I probably would not use a taxane off-protocol in a patient with
a 1.2 cm node-negative primary, but this too is an evolving area.
The initial trials of taxanes were done in node-positive breast
cancer, but we are in the process of testing them in node-negative
disease. The question will be how to select those patients who should
receive everything, those who shouldn’t receive anything,
and how to define the grades in between.
For the trials we are conducting now, we do fine needle aspiration
of palpable nodes prior to preoperative chemotherapy, so that we
know if there is a node containing malignant cells. But, if I have
a patient with a welldefined 3 cm breast cancer, I'm going to give
chemotherapy whether she has positive nodes or not. Her risk of
recurrence is very similar to that of someone with node-positive
breast cancer.
Chemotherapy in premenopausal women: Benefits
of ovarian ablation
Ovarian ablation with chemotherapy is an area we have not explored
adequately. It is certainly apparent that for premenopausal, estrogen
receptorpositive patients, ovarian suppression is beneficial. The
evolving LHRH analog data suggest that ovarian suppression or ablation
need not be permanent.

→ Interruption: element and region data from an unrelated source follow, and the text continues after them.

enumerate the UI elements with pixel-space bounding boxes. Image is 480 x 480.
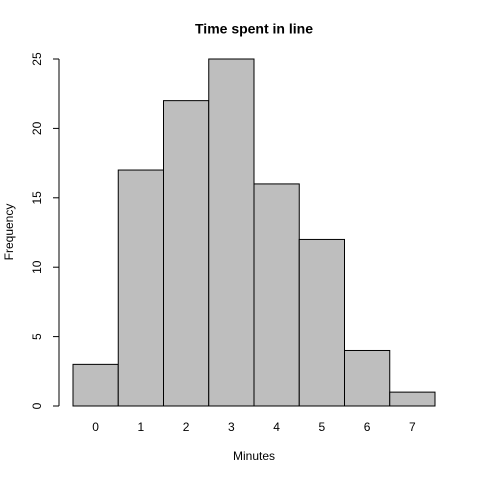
x-tick-label: 6 <box>364 420 371 434</box>
bar <box>208 58 255 407</box>
bar <box>298 238 345 407</box>
bar <box>253 183 300 407</box>
x-tick-label: 5 <box>319 420 326 434</box>
bar <box>389 391 436 407</box>
x-tick-label: 4 <box>273 420 280 434</box>
y-tick-label: 10 <box>30 260 44 274</box>
x-tick-label: 2 <box>183 420 190 434</box>
y-axis-label: Frequency <box>2 204 16 261</box>
x-tick-label: 7 <box>409 420 416 434</box>
bar <box>344 349 391 407</box>
y-tick-label: 20 <box>30 121 44 135</box>
x-tick-label: 0 <box>92 420 99 434</box>
y-tick-label: 5 <box>30 333 44 340</box>
x-tick-label: 1 <box>138 420 145 434</box>
y-tick-label: 25 <box>30 52 44 66</box>
bar <box>163 100 210 407</box>
y-tick-label: 15 <box>30 191 44 205</box>
y-tick-label: 0 <box>30 402 44 409</box>
chart-title: Time spent in line <box>195 21 313 37</box>
bar <box>72 363 119 407</box>
x-tick-label: 3 <box>228 420 235 434</box>
x-axis-label: Minutes <box>233 449 275 463</box>
bar <box>117 169 164 407</box>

Even temporary suppression has a substantial
therapeutic benefit, although we do not know the optimal duration
of suppression.
If we accept that this is the case, it is important to develop
cytotoxic regimens that do not cause permanent ovarian ablation.

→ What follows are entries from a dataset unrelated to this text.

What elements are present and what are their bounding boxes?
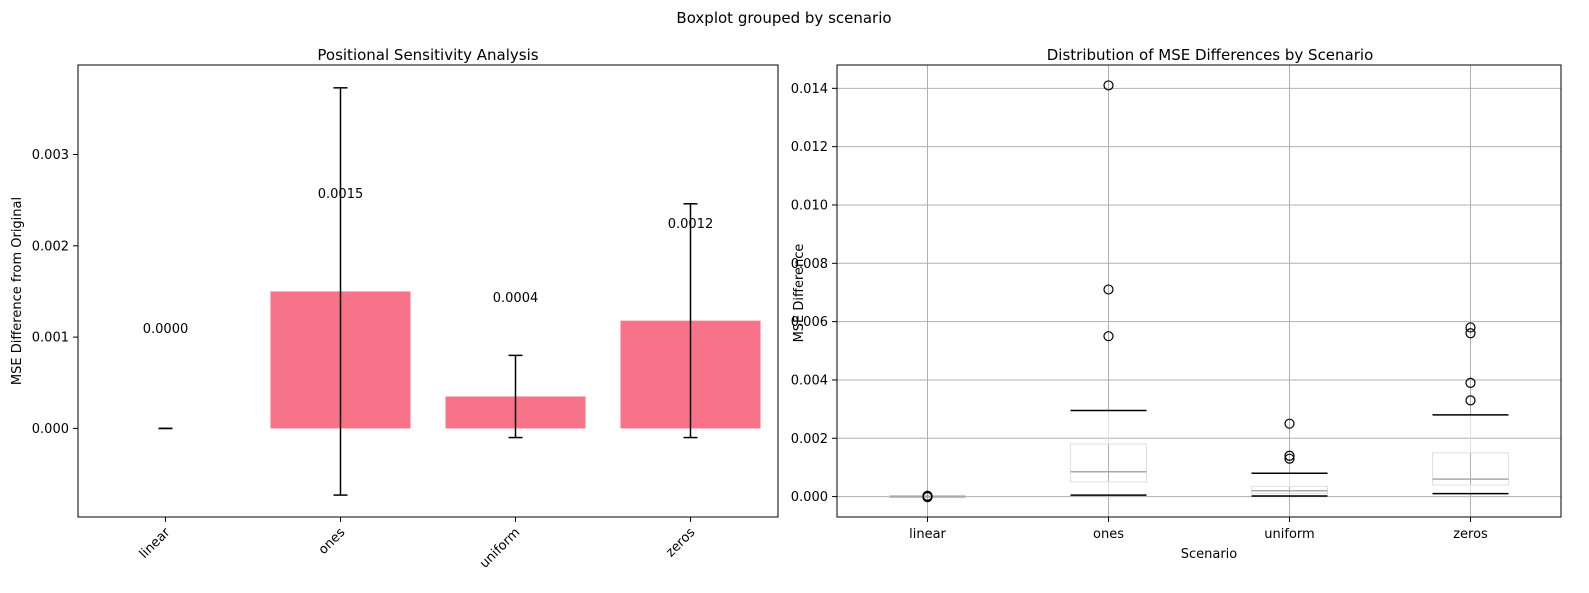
right-plot-area: 0.000 0.002 0.004 0.006 0.008 0.010 0.012 0.014…: [791, 64, 1562, 542]
left-axes-frame: [77, 64, 779, 518]
value-label-linear: 0.0000: [143, 322, 189, 337]
left-y-tick-label: 0.001: [32, 331, 69, 346]
left-x-tick-label: uniform: [477, 525, 523, 571]
left-y-tick-label: 0.002: [32, 239, 69, 254]
right-y-tick-label: 0.010: [791, 198, 828, 213]
outlier-point: [1284, 450, 1295, 461]
left-x-tick-label: zeros: [663, 525, 698, 560]
left-chart: Positional Sensitivity Analysis MSE Diff…: [10, 46, 779, 571]
right-y-tick-label: 0.000: [791, 490, 828, 505]
left-y-axis-label: MSE Difference from Original: [10, 197, 25, 385]
right-axes-frame: [836, 64, 1562, 518]
right-y-tick-label: 0.004: [791, 373, 828, 388]
right-y-tick-label: 0.002: [791, 432, 828, 447]
right-y-tick-label: 0.012: [791, 140, 828, 155]
right-x-tick-label: zeros: [1453, 527, 1488, 542]
outlier-point: [1465, 328, 1476, 339]
right-y-axis-label: MSE Difference: [792, 244, 807, 343]
left-chart-title: Positional Sensitivity Analysis: [317, 46, 538, 64]
value-label-uniform: 0.0004: [493, 291, 539, 306]
outlier-point: [1284, 418, 1295, 429]
left-x-tick-label: ones: [316, 525, 349, 558]
right-y-tick-label: 0.014: [791, 82, 828, 97]
left-y-tick-label: 0.003: [32, 148, 69, 163]
value-label-ones: 0.0015: [318, 187, 364, 202]
value-label-zeros: 0.0012: [668, 217, 714, 232]
outlier-point: [1465, 395, 1476, 406]
right-x-tick-label: ones: [1093, 527, 1124, 542]
right-x-tick-label: uniform: [1264, 527, 1314, 542]
outlier-point: [1284, 453, 1295, 464]
right-y-tick-label: 0.006: [791, 315, 828, 330]
left-y-tick-label: 0.000: [32, 422, 69, 437]
figure-suptitle: Boxplot grouped by scenario: [676, 9, 891, 27]
outlier-point: [1465, 377, 1476, 388]
outlier-point: [1103, 284, 1114, 295]
left-plot-area: 0.0000 0.0015 0.0004 0.0012 0.000 0.001 0.002 0…: [32, 64, 779, 571]
right-chart-title: Distribution of MSE Differences by Scena…: [1047, 46, 1374, 64]
right-x-axis-label: Scenario: [1181, 547, 1238, 562]
right-y-tick-label: 0.008: [791, 257, 828, 272]
right-chart: Distribution of MSE Differences by Scena…: [791, 46, 1562, 562]
outlier-point: [1103, 80, 1114, 91]
outlier-point: [1103, 331, 1114, 342]
outlier-point: [922, 492, 933, 503]
outlier-point: [1465, 322, 1476, 333]
right-x-tick-label: linear: [909, 527, 946, 542]
left-x-tick-label: linear: [137, 525, 174, 562]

Since we backed off six cycles of cyclophosphamide to four cycles
of FEC plus a similar duration of a taxane, our preliminary observation
is that fewer patients undergo permanent cessation of menses. So,
the incorporation of a taxane might have other circumstantial benefits
in terms of fertility as well as the major therapeutic goal.
Evolution of breast cancer treatment
Those who don’t know history are condemned to repeat it.

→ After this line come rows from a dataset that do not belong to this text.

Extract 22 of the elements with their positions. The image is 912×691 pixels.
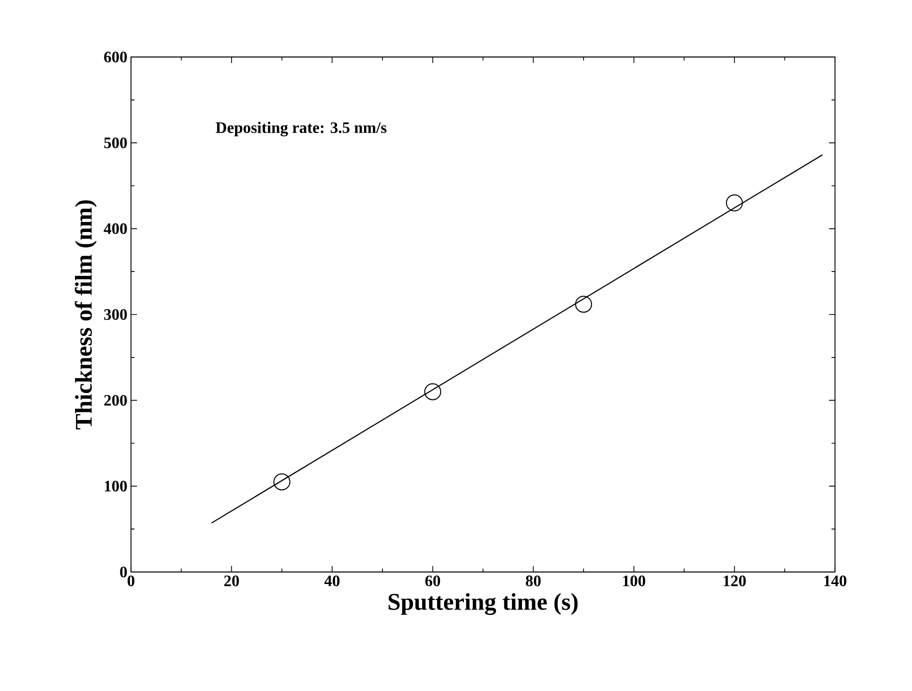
x-tick-label: 20 — [224, 576, 239, 586]
x-tick-label: 100 — [623, 576, 646, 586]
y-tick-label: 600 — [104, 52, 127, 62]
x-tick-label: 140 — [824, 576, 846, 586]
y-tick-label: 500 — [104, 137, 127, 148]
point — [424, 383, 442, 400]
x-tick-label: 80 — [526, 576, 541, 586]
y-tick-label: 100 — [104, 480, 127, 492]
point — [273, 473, 290, 490]
y-tick-label: 0 — [120, 566, 127, 578]
point — [575, 296, 592, 313]
x-tick-label: 60 — [425, 576, 440, 586]
y-tick-label: 400 — [104, 223, 127, 234]
point — [726, 194, 743, 212]
x-axis-title: Sputtering time (s) — [388, 593, 578, 615]
x-tick-label: 120 — [724, 576, 746, 586]
annotation: Depositing rate: 3.5 nm/s — [216, 122, 386, 136]
y-tick-label: 300 — [104, 309, 127, 320]
y-tick-label: 200 — [104, 394, 127, 406]
x-tick-label: 40 — [324, 576, 340, 586]
x-tick-label: 0 — [128, 576, 134, 586]
y-axis-title: Thickness of film (nm) — [74, 200, 97, 430]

For example, it is fascinating to see the evolution of the St Gallen
consensus statements over time. At one point, we essentially said
that node-negative patients should not receive adjuvant systemic
therapy, but for the most recent one, we did not exclude anyone
with invasive breast cancer. Our interventions haven’t changed
much during that time, but what has evolved is our understanding
of the risks and benefits of treatment and what our patients are
willing to accept and, in fact, request. All of this is in constant
evolution, and what is absolutely true today may not be absolute
tomorrow, and what is totally contraindicated today might become
standard of care in just a few years.